Satu hal menarik yang dapat kita lihat di sini adalah kebanyakan orang memilih pasangan yang merupakan kebalikannya. Sebagai contoh, orang yang serius cenderung memilih orang yang santai. Orang yang terbuka memilih orang yang tertutup dan orang yang praktis memilih orang yang filosofis. Tidak ada yang salah tentang hal pemilihan ini. Satu hal yang mesti dilakukan adalah menyadari perbedaan di masa berpacaran dan mulai belajar mengungkapkan diri kepada satu sama lain. Setelah itu kita harus berusaha untuk memenuhi pengharapan masing-masing supaya pada akhirnya kita dapat tiba di titik tengah.
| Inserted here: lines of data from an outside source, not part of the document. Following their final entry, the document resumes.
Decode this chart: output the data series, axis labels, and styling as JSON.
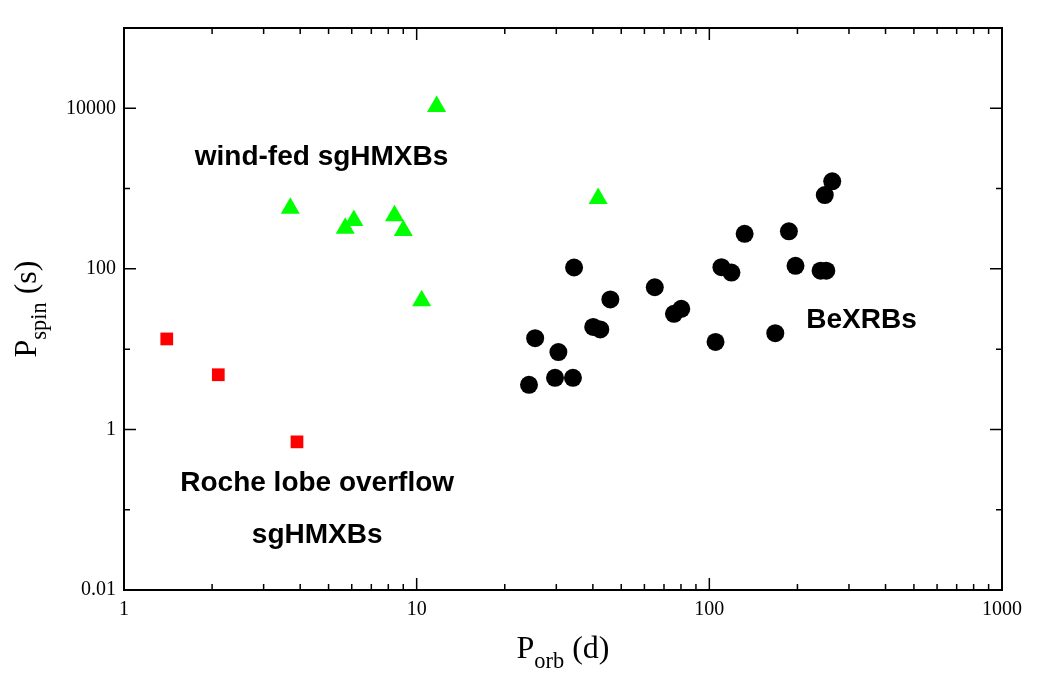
{
  "chart_data": {
    "type": "scatter",
    "xlabel": "P$_{orb}$ (d)",
    "ylabel": "P$_{spin}$ (s)",
    "log": "xy",
    "grid": false,
    "legend": false,
    "xlim": [
      1,
      1000
    ],
    "ylim": [
      0.01,
      100000
    ],
    "xticks": [
      1,
      {
        "value": 2,
        "label": null
      },
      {
        "value": 3,
        "label": null
      },
      {
        "value": 4,
        "label": null
      },
      {
        "value": 5,
        "label": null
      },
      {
        "value": 6,
        "label": null
      },
      {
        "value": 7,
        "label": null
      },
      {
        "value": 8,
        "label": null
      },
      {
        "value": 9,
        "label": null
      },
      10,
      {
        "value": 20,
        "label": null
      },
      {
        "value": 30,
        "label": null
      },
      {
        "value": 40,
        "label": null
      },
      {
        "value": 50,
        "label": null
      },
      {
        "value": 60,
        "label": null
      },
      {
        "value": 70,
        "label": null
      },
      {
        "value": 80,
        "label": null
      },
      {
        "value": 90,
        "label": null
      },
      100,
      {
        "value": 200,
        "label": null
      },
      {
        "value": 300,
        "label": null
      },
      {
        "value": 400,
        "label": null
      },
      {
        "value": 500,
        "label": null
      },
      {
        "value": 600,
        "label": null
      },
      {
        "value": 700,
        "label": null
      },
      {
        "value": 800,
        "label": null
      },
      {
        "value": 900,
        "label": null
      },
      1000
    ],
    "yticks": [
      0.01,
      {
        "value": 0.1,
        "label": null
      },
      1,
      {
        "value": 10,
        "label": null
      },
      100,
      {
        "value": 1000,
        "label": null
      },
      10000,
      {
        "value": 100000,
        "label": null
      }
    ],
    "series": [
      {
        "color": "#ff0000",
        "marker": "square",
        "x": [
          1.4,
          2.1,
          3.9
        ],
        "values": [
          13.4,
          4.8,
          0.7
        ]
      },
      {
        "color": "#00ff00",
        "marker": "triangle",
        "x": [
          11.7,
          3.7,
          5.7,
          6.1,
          8.4,
          9.0,
          10.4,
          41.7
        ],
        "values": [
          10500,
          570,
          320,
          400,
          460,
          300,
          40,
          750
        ]
      },
      {
        "color": "#000000",
        "marker": "circle",
        "x": [
          24.2,
          25.4,
          30.5,
          29.7,
          34.2,
          34.5,
          40.1,
          42.4,
          45.9,
          65.1,
          75.7,
          80.2,
          105,
          110,
          119,
          132,
          168,
          187,
          197,
          240,
          251,
          248,
          263
        ],
        "values": [
          3.6,
          13.7,
          9.2,
          4.4,
          4.4,
          104,
          18.9,
          17.6,
          41.6,
          59,
          27.5,
          31.8,
          12.3,
          105,
          90,
          273,
          15.8,
          293,
          109,
          95,
          95,
          829,
          1230
        ]
      }
    ],
    "annotations": [
      "wind-fed sgHMXBs",
      "Roche lobe overflow\nsgHMXBs",
      "BeXRBs"
    ]
  }
}
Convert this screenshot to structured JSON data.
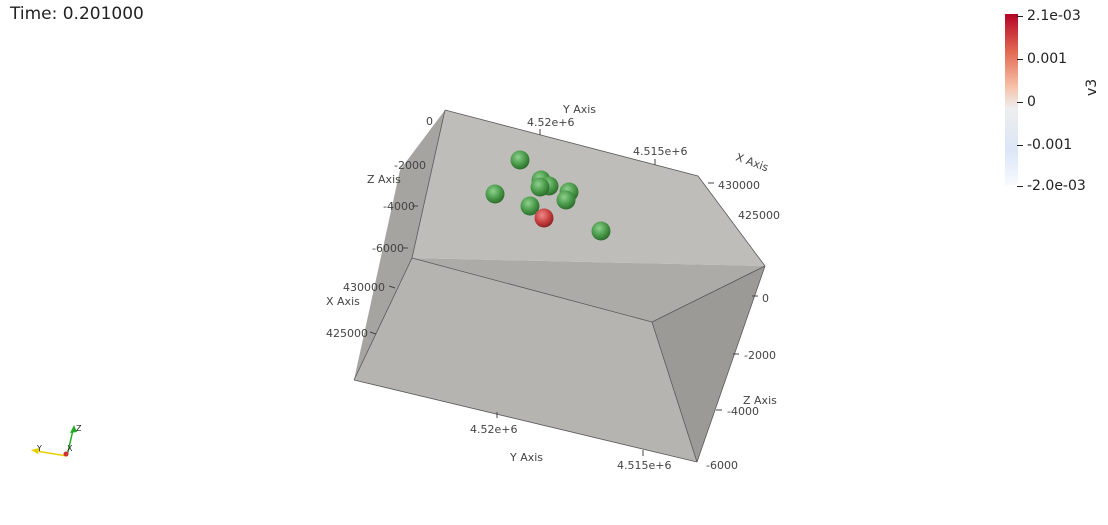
{
  "time_label": "Time: 0.201000",
  "legend": {
    "title": "v3",
    "ticks": [
      "2.1e-03",
      "0.001",
      "0",
      "-0.001",
      "-2.0e-03"
    ],
    "colors": {
      "max": "#b40426",
      "mid": "#eeeeee",
      "min": "#f8faff"
    }
  },
  "axes": {
    "back": {
      "y_title": "Y Axis",
      "y_ticks": [
        "4.52e+6",
        "4.515e+6"
      ],
      "z_title": "Z Axis",
      "z_ticks": [
        "0",
        "-2000",
        "-4000",
        "-6000"
      ],
      "x_title": "X Axis",
      "x_ticks": [
        "430000",
        "425000"
      ],
      "x_right_title": "X Axis",
      "x_right_ticks": [
        "430000",
        "425000"
      ]
    },
    "front": {
      "y_title": "Y Axis",
      "y_ticks": [
        "4.52e+6",
        "4.515e+6"
      ],
      "z_title": "Z Axis",
      "z_ticks": [
        "0",
        "-2000",
        "-4000",
        "-6000"
      ]
    }
  },
  "spheres": {
    "green_color": "#4a9a4a",
    "red_color": "#c84040",
    "count_green": 10,
    "count_red": 1
  },
  "orientation": {
    "x": "X",
    "y": "Y",
    "z": "Z"
  }
}
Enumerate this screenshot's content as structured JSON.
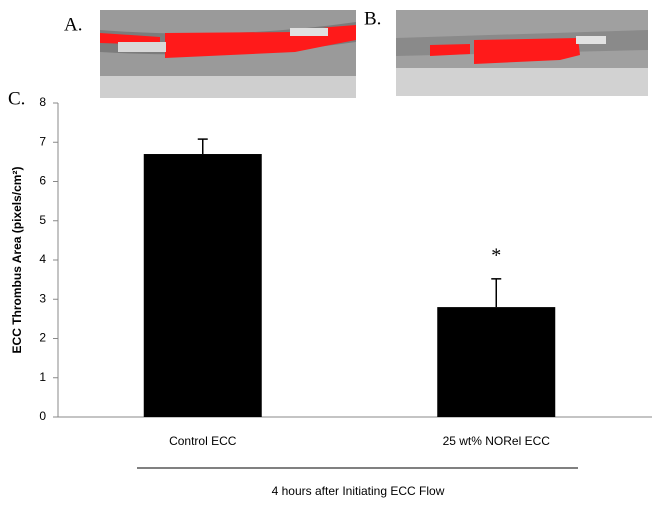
{
  "panel_labels": [
    "A.",
    "B.",
    "C."
  ],
  "chart_data": {
    "type": "bar",
    "categories": [
      "Control ECC",
      "25 wt% NORel ECC"
    ],
    "values": [
      6.7,
      2.8
    ],
    "errors": [
      0.38,
      0.72
    ],
    "annotations": [
      "",
      "*"
    ],
    "color": "#000000",
    "ylim": [
      0,
      8
    ],
    "yticks": [
      0,
      1,
      2,
      3,
      4,
      5,
      6,
      7,
      8
    ],
    "y_label": "ECC Thrombus Area (pixels/cm²)",
    "x_label": "4 hours after Initiating ECC Flow"
  }
}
Ya, kecocokan kepribadian adalah tugas yang mesti dimulai pada masa berpacaran dan terus dilanjutkan sampai pada masa pernikahan. Sebagaimana dapat kita lihat dalam contoh Isak dan Ribkah, kegagalan menyelaraskan kepribadian memisahkan dua pribadi yang seharusnya menyatu dan membelah keluarga menjadi dua.